On Thursday, 1 October 2020 at 05:23:51 UTC, Stefan Koch wrote:
 The reason why templates are so bad at being composable, is 
 because template constraints don't compose.

 when a template T with constraints(C) yields an valid instance, 
 that proofs the constraints hold.
 which implies that for anything using an instance of T the 
 constraints C also hold.

 When we compose functions our constraints are coupled to types.
 Because templates themselves are (or can be) untyped in both 
 Parameters and "return value".
 We can't use those to carry the constraints forward.

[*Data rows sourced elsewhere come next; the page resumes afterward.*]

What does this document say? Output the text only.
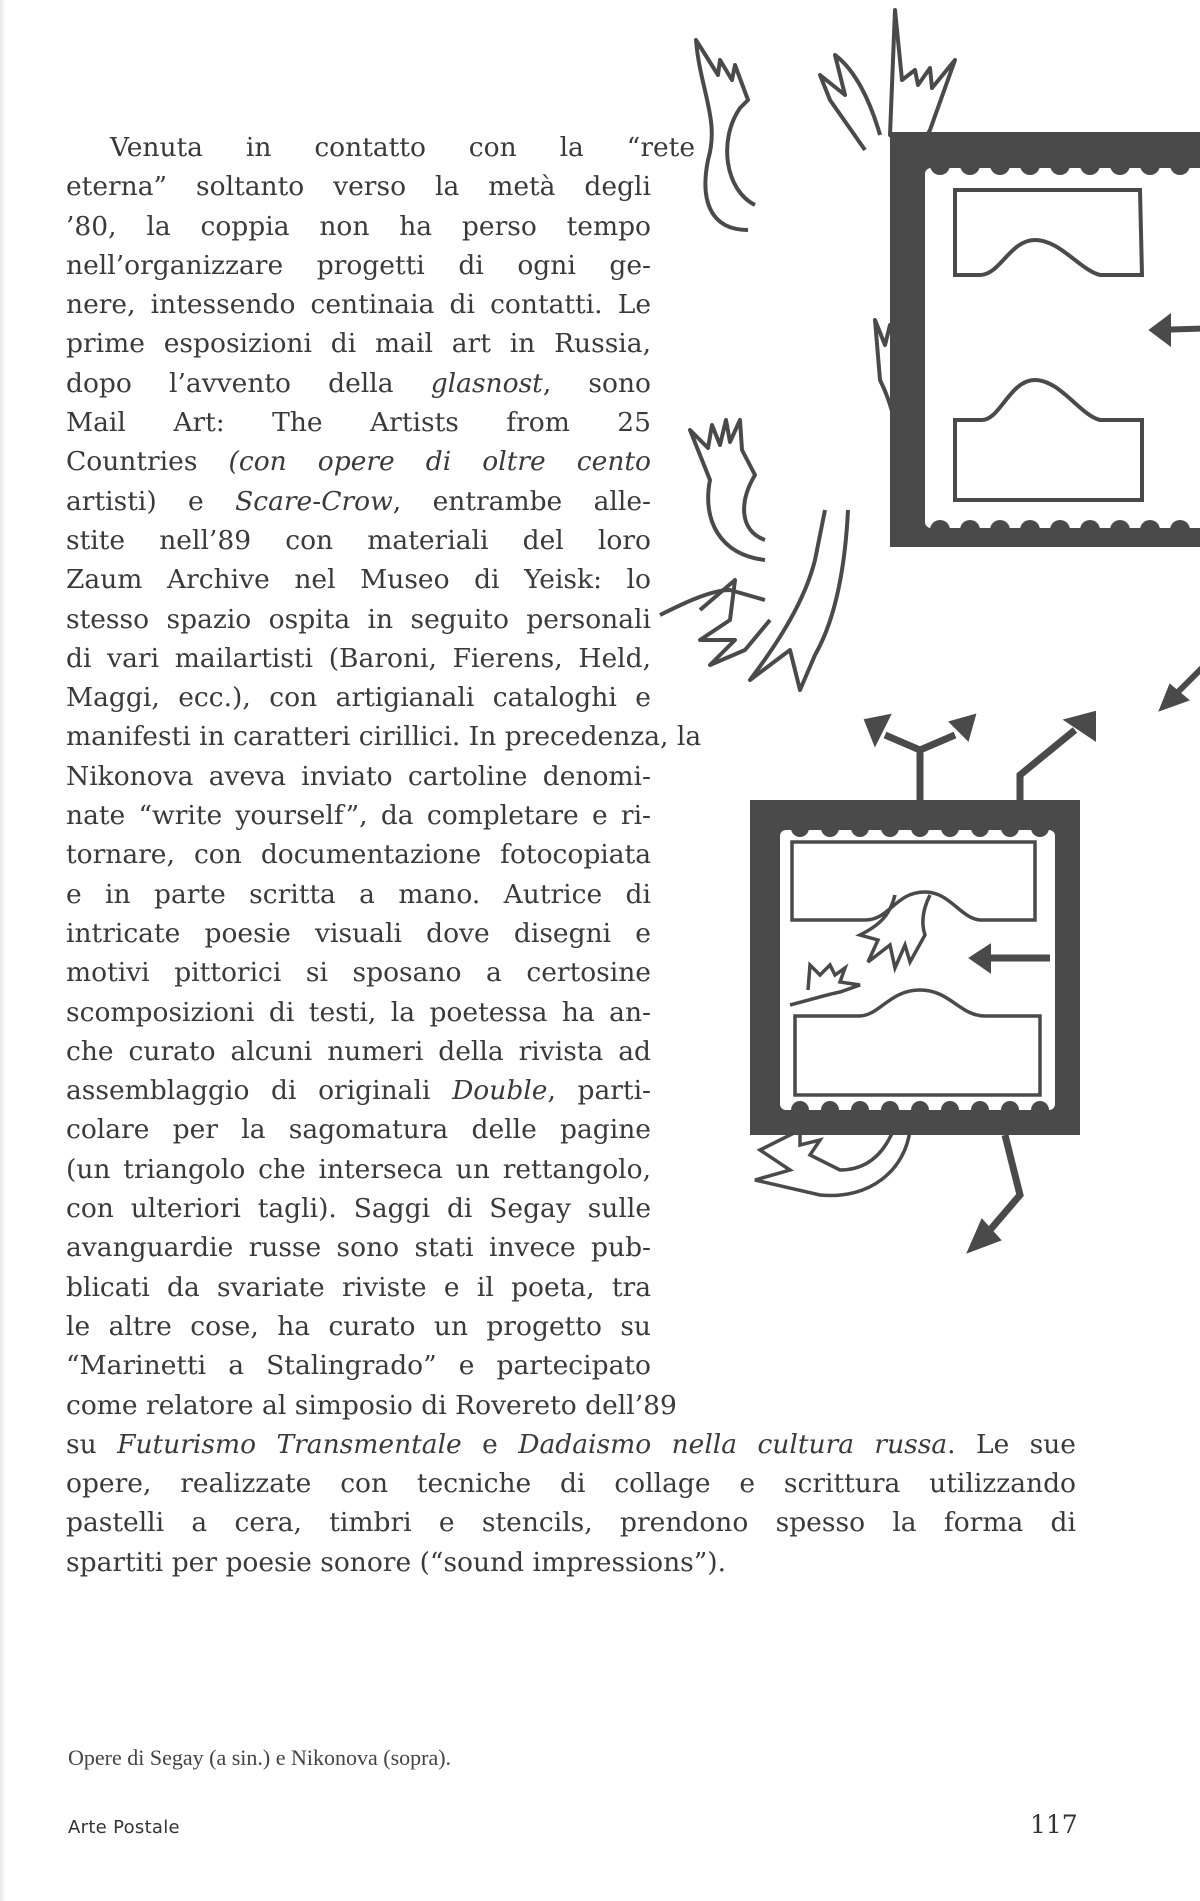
Venuta in contatto con la “rete
eterna” soltanto verso la metà degli
’80, la coppia non ha perso tempo
nell’organizzare progetti di ogni ge-
nere, intessendo centinaia di contatti. Le
prime esposizioni di mail art in Russia,
dopo l’avvento della glasnost, sono
Mail Art: The Artists from 25
Countries (con opere di oltre cento
artisti) e Scare-Crow, entrambe alle-
stite nell’89 con materiali del loro
Zaum Archive nel Museo di Yeisk: lo
stesso spazio ospita in seguito personali
di vari mailartisti (Baroni, Fierens, Held,
Maggi, ecc.), con artigianali cataloghi e
manifesti in caratteri cirillici. In precedenza, la
Nikonova aveva inviato cartoline denomi-
nate “write yourself”, da completare e ri-
tornare, con documentazione fotocopiata
e in parte scritta a mano. Autrice di
intricate poesie visuali dove disegni e
motivi pittorici si sposano a certosine
scomposizioni di testi, la poetessa ha an-
che curato alcuni numeri della rivista ad
assemblaggio di originali Double, parti-
colare per la sagomatura delle pagine
(un triangolo che interseca un rettangolo,
con ulteriori tagli). Saggi di Segay sulle
avanguardie russe sono stati invece pub-
blicati da svariate riviste e il poeta, tra
le altre cose, ha curato un progetto su
“Marinetti a Stalingrado” e partecipato
come relatore al simposio di Rovereto dell’89
su Futurismo Transmentale e Dadaismo nella cultura russa. Le sue
opere, realizzate con tecniche di collage e scrittura utilizzando
pastelli a cera, timbri e stencils, prendono spesso la forma di
spartiti per poesie sonore (“sound impressions”).
Opere di Segay (a sin.) e Nikonova (sopra).
Arte Postale	117
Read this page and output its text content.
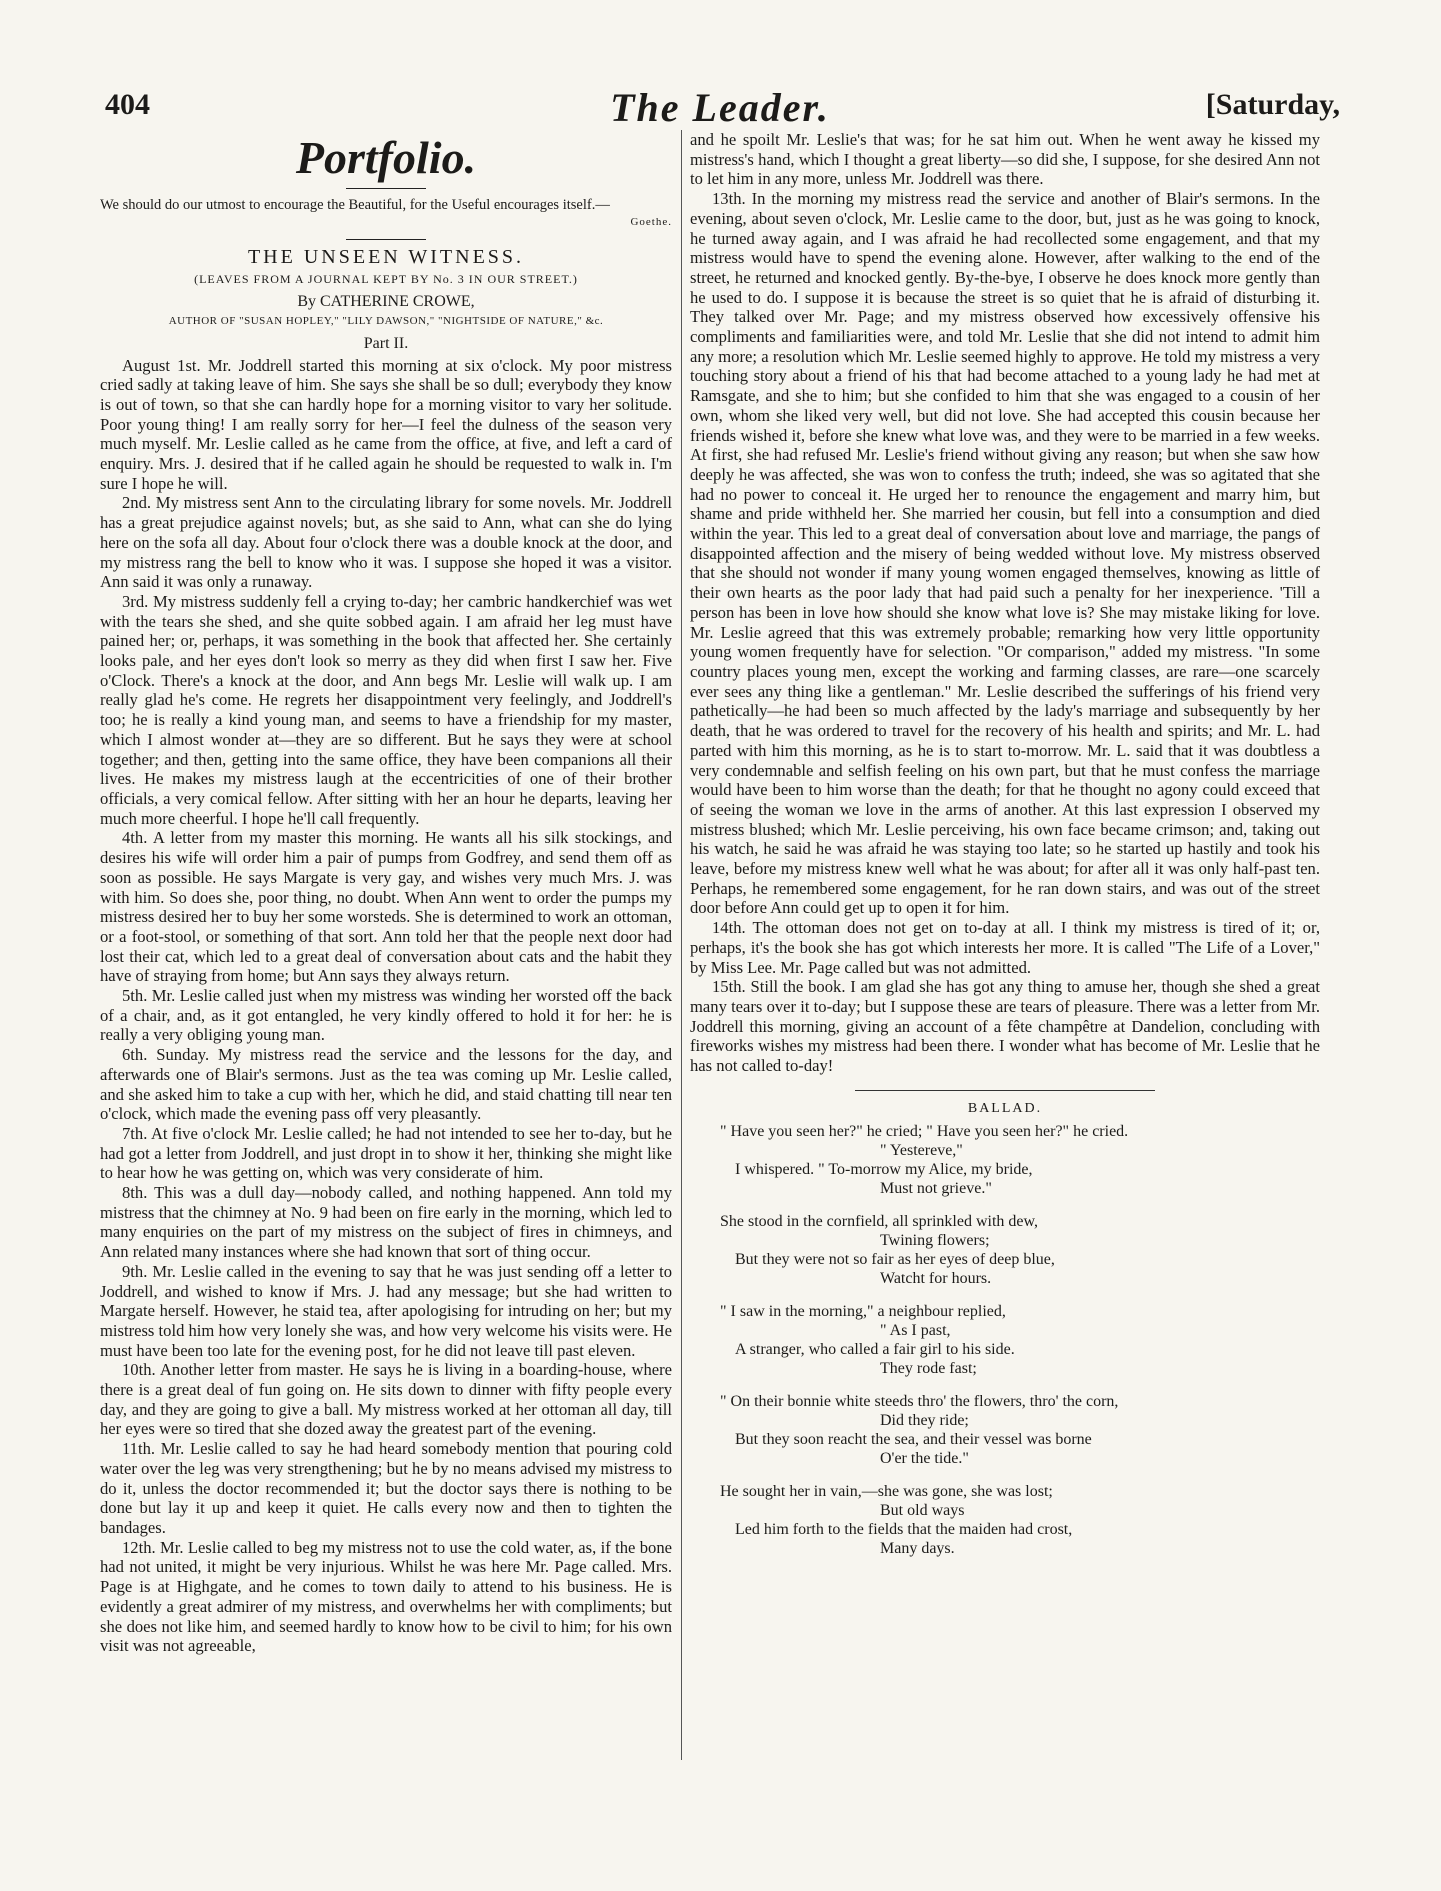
404	The Leader.	[Saturday,
Portfolio.
We should do our utmost to encourage the Beautiful, for the Useful encourages itself.—
Goethe.
THE UNSEEN WITNESS.
(LEAVES FROM A JOURNAL KEPT BY No. 3 IN OUR STREET.)
By CATHERINE CROWE,
AUTHOR OF "SUSAN HOPLEY," "LILY DAWSON," "NIGHTSIDE OF NATURE," &c.
Part II.

August 1st. Mr. Joddrell started this morning at six o'clock. My poor mistress cried sadly at taking leave of him. She says she shall be so dull; everybody they know is out of town, so that she can hardly hope for a morning visitor to vary her solitude. Poor young thing! I am really sorry for her—I feel the dulness of the season very much myself. Mr. Leslie called as he came from the office, at five, and left a card of enquiry. Mrs. J. desired that if he called again he should be requested to walk in. I'm sure I hope he will.

2nd. My mistress sent Ann to the circulating library for some novels. Mr. Joddrell has a great prejudice against novels; but, as she said to Ann, what can she do lying here on the sofa all day. About four o'clock there was a double knock at the door, and my mistress rang the bell to know who it was. I suppose she hoped it was a visitor. Ann said it was only a runaway.

3rd. My mistress suddenly fell a crying to-day; her cambric handkerchief was wet with the tears she shed, and she quite sobbed again. I am afraid her leg must have pained her; or, perhaps, it was something in the book that affected her. She certainly looks pale, and her eyes don't look so merry as they did when first I saw her. Five o'Clock. There's a knock at the door, and Ann begs Mr. Leslie will walk up. I am really glad he's come. He regrets her disappointment very feelingly, and Joddrell's too; he is really a kind young man, and seems to have a friendship for my master, which I almost wonder at—they are so different. But he says they were at school together; and then, getting into the same office, they have been companions all their lives. He makes my mistress laugh at the eccentricities of one of their brother officials, a very comical fellow. After sitting with her an hour he departs, leaving her much more cheerful. I hope he'll call frequently.

4th. A letter from my master this morning. He wants all his silk stockings, and desires his wife will order him a pair of pumps from Godfrey, and send them off as soon as possible. He says Margate is very gay, and wishes very much Mrs. J. was with him. So does she, poor thing, no doubt. When Ann went to order the pumps my mistress desired her to buy her some worsteds. She is determined to work an ottoman, or a foot-stool, or something of that sort. Ann told her that the people next door had lost their cat, which led to a great deal of conversation about cats and the habit they have of straying from home; but Ann says they always return.

5th. Mr. Leslie called just when my mistress was winding her worsted off the back of a chair, and, as it got entangled, he very kindly offered to hold it for her: he is really a very obliging young man.

6th. Sunday. My mistress read the service and the lessons for the day, and afterwards one of Blair's sermons. Just as the tea was coming up Mr. Leslie called, and she asked him to take a cup with her, which he did, and staid chatting till near ten o'clock, which made the evening pass off very pleasantly.

7th. At five o'clock Mr. Leslie called; he had not intended to see her to-day, but he had got a letter from Joddrell, and just dropt in to show it her, thinking she might like to hear how he was getting on, which was very considerate of him.

8th. This was a dull day—nobody called, and nothing happened. Ann told my mistress that the chimney at No. 9 had been on fire early in the morning, which led to many enquiries on the part of my mistress on the subject of fires in chimneys, and Ann related many instances where she had known that sort of thing occur.

9th. Mr. Leslie called in the evening to say that he was just sending off a letter to Joddrell, and wished to know if Mrs. J. had any message; but she had written to Margate herself. However, he staid tea, after apologising for intruding on her; but my mistress told him how very lonely she was, and how very welcome his visits were. He must have been too late for the evening post, for he did not leave till past eleven.

10th. Another letter from master. He says he is living in a boarding-house, where there is a great deal of fun going on. He sits down to dinner with fifty people every day, and they are going to give a ball. My mistress worked at her ottoman all day, till her eyes were so tired that she dozed away the greatest part of the evening.

11th. Mr. Leslie called to say he had heard somebody mention that pouring cold water over the leg was very strengthening; but he by no means advised my mistress to do it, unless the doctor recommended it; but the doctor says there is nothing to be done but lay it up and keep it quiet. He calls every now and then to tighten the bandages.

12th. Mr. Leslie called to beg my mistress not to use the cold water, as, if the bone had not united, it might be very injurious. Whilst he was here Mr. Page called. Mrs. Page is at Highgate, and he comes to town daily to attend to his business. He is evidently a great admirer of my mistress, and overwhelms her with compliments; but she does not like him, and seemed hardly to know how to be civil to him; for his own visit was not agreeable,

and he spoilt Mr. Leslie's that was; for he sat him out. When he went away he kissed my mistress's hand, which I thought a great liberty—so did she, I suppose, for she desired Ann not to let him in any more, unless Mr. Joddrell was there.

13th. In the morning my mistress read the service and another of Blair's sermons. In the evening, about seven o'clock, Mr. Leslie came to the door, but, just as he was going to knock, he turned away again, and I was afraid he had recollected some engagement, and that my mistress would have to spend the evening alone. However, after walking to the end of the street, he returned and knocked gently. By-the-bye, I observe he does knock more gently than he used to do. I suppose it is because the street is so quiet that he is afraid of disturbing it. They talked over Mr. Page; and my mistress observed how excessively offensive his compliments and familiarities were, and told Mr. Leslie that she did not intend to admit him any more; a resolution which Mr. Leslie seemed highly to approve. He told my mistress a very touching story about a friend of his that had become attached to a young lady he had met at Ramsgate, and she to him; but she confided to him that she was engaged to a cousin of her own, whom she liked very well, but did not love. She had accepted this cousin because her friends wished it, before she knew what love was, and they were to be married in a few weeks. At first, she had refused Mr. Leslie's friend without giving any reason; but when she saw how deeply he was affected, she was won to confess the truth; indeed, she was so agitated that she had no power to conceal it. He urged her to renounce the engagement and marry him, but shame and pride withheld her. She married her cousin, but fell into a consumption and died within the year. This led to a great deal of conversation about love and marriage, the pangs of disappointed affection and the misery of being wedded without love. My mistress observed that she should not wonder if many young women engaged themselves, knowing as little of their own hearts as the poor lady that had paid such a penalty for her inexperience. 'Till a person has been in love how should she know what love is? She may mistake liking for love. Mr. Leslie agreed that this was extremely probable; remarking how very little opportunity young women frequently have for selection. "Or comparison," added my mistress. "In some country places young men, except the working and farming classes, are rare—one scarcely ever sees any thing like a gentleman." Mr. Leslie described the sufferings of his friend very pathetically—he had been so much affected by the lady's marriage and subsequently by her death, that he was ordered to travel for the recovery of his health and spirits; and Mr. L. had parted with him this morning, as he is to start to-morrow. Mr. L. said that it was doubtless a very condemnable and selfish feeling on his own part, but that he must confess the marriage would have been to him worse than the death; for that he thought no agony could exceed that of seeing the woman we love in the arms of another. At this last expression I observed my mistress blushed; which Mr. Leslie perceiving, his own face became crimson; and, taking out his watch, he said he was afraid he was staying too late; so he started up hastily and took his leave, before my mistress knew well what he was about; for after all it was only half-past ten. Perhaps, he remembered some engagement, for he ran down stairs, and was out of the street door before Ann could get up to open it for him.

14th. The ottoman does not get on to-day at all. I think my mistress is tired of it; or, perhaps, it's the book she has got which interests her more. It is called "The Life of a Lover," by Miss Lee. Mr. Page called but was not admitted.

15th. Still the book. I am glad she has got any thing to amuse her, though she shed a great many tears over it to-day; but I suppose these are tears of pleasure. There was a letter from Mr. Joddrell this morning, giving an account of a fête champêtre at Dandelion, concluding with fireworks wishes my mistress had been there. I wonder what has become of Mr. Leslie that he has not called to-day!

BALLAD.
" Have you seen her?" he cried; " Have you seen her?" he cried.
" Yestereve,"
I whispered. " To-morrow my Alice, my bride,
Must not grieve."
She stood in the cornfield, all sprinkled with dew,
Twining flowers;
But they were not so fair as her eyes of deep blue,
Watcht for hours.
" I saw in the morning," a neighbour replied,
" As I past,
A stranger, who called a fair girl to his side.
They rode fast;
" On their bonnie white steeds thro' the flowers, thro' the corn,
Did they ride;
But they soon reacht the sea, and their vessel was borne
O'er the tide."
He sought her in vain,—she was gone, she was lost;
But old ways
Led him forth to the fields that the maiden had crost,
Many days.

 Leading us into a case where we have to repeat the same 
 constraints over and over again.

Yep.

Right now, constraints are carried forward invisibly through 
gagged template instantiation via __traits(compiles). 
Miscompilation *itself* becomes the propagated constraint 
failure, which is of course horrible.

This is why I want __traits(canInstantiate), so we can at least 
*enforce* that constraints are manually carried forward by the 
programmer. If a template passes its constraints, it should also 
pass semantic2/3 in full. It should never be necessary to gag 
errors after the constraints.

Body SFINAE is cancer.

"H. S. Teoh" <hsteoh quickfur.ath.cx> writes:

On Thu, Oct 01, 2020 at 07:39:04AM +0000, FeepingCreature via Digitalmars-d
wrote:
[...]
 Right now, constraints are carried forward invisibly through gagged
 template instantiation via __traits(compiles). Miscompilation *itself*
 becomes the propagated constraint failure, which is of course
 horrible.
 
 This is why I want __traits(canInstantiate), so we can at least
 *enforce* that constraints are manually carried forward by the
 programmer. If a template passes its constraints, it should also pass
 semantic2/3 in full. It should never be necessary to gag errors after
 the constraints.
 
 Body SFINAE is cancer.

This.  I've spent who knows how many hours trying to decipher template
errors precisely because a single misspelled identifier in the wrong
place can completely change the chain of template instantiations,
leading to a completely unrelated failure in a completely unrelated part
of the code, with the original real error gagged so there is almost no
clue is to what the problem really is.

I wish there were a better mechanism of deferring to a different
template besides all-out error gagging regardless of the nature of the
error.  It's one thing to try a different overload when sig constraints
fail; it's a whole 'nother can o' worms when sig constraints pass but a
typo causes the body to fail.  The worst is when this was triggered from
within another function's sig constraints -- then you really have almost
no way to trace the source of the error.


T

-- 
There is no gravity. The earth sucks.

jmh530 <john.michael.hall gmail.com> writes:

On Thursday, 1 October 2020 at 05:23:51 UTC, Stefan Koch wrote:
 [snip]


 I can imagine a nice implementation of this, but since it 
 doesn't solve the performance problem, I am not interested.
 [snip]

It's a little unclear to me what you are talking about, but my 
understanding is that a big interest in stuff like Concepts is 
about improving error messages, rather than performance per se.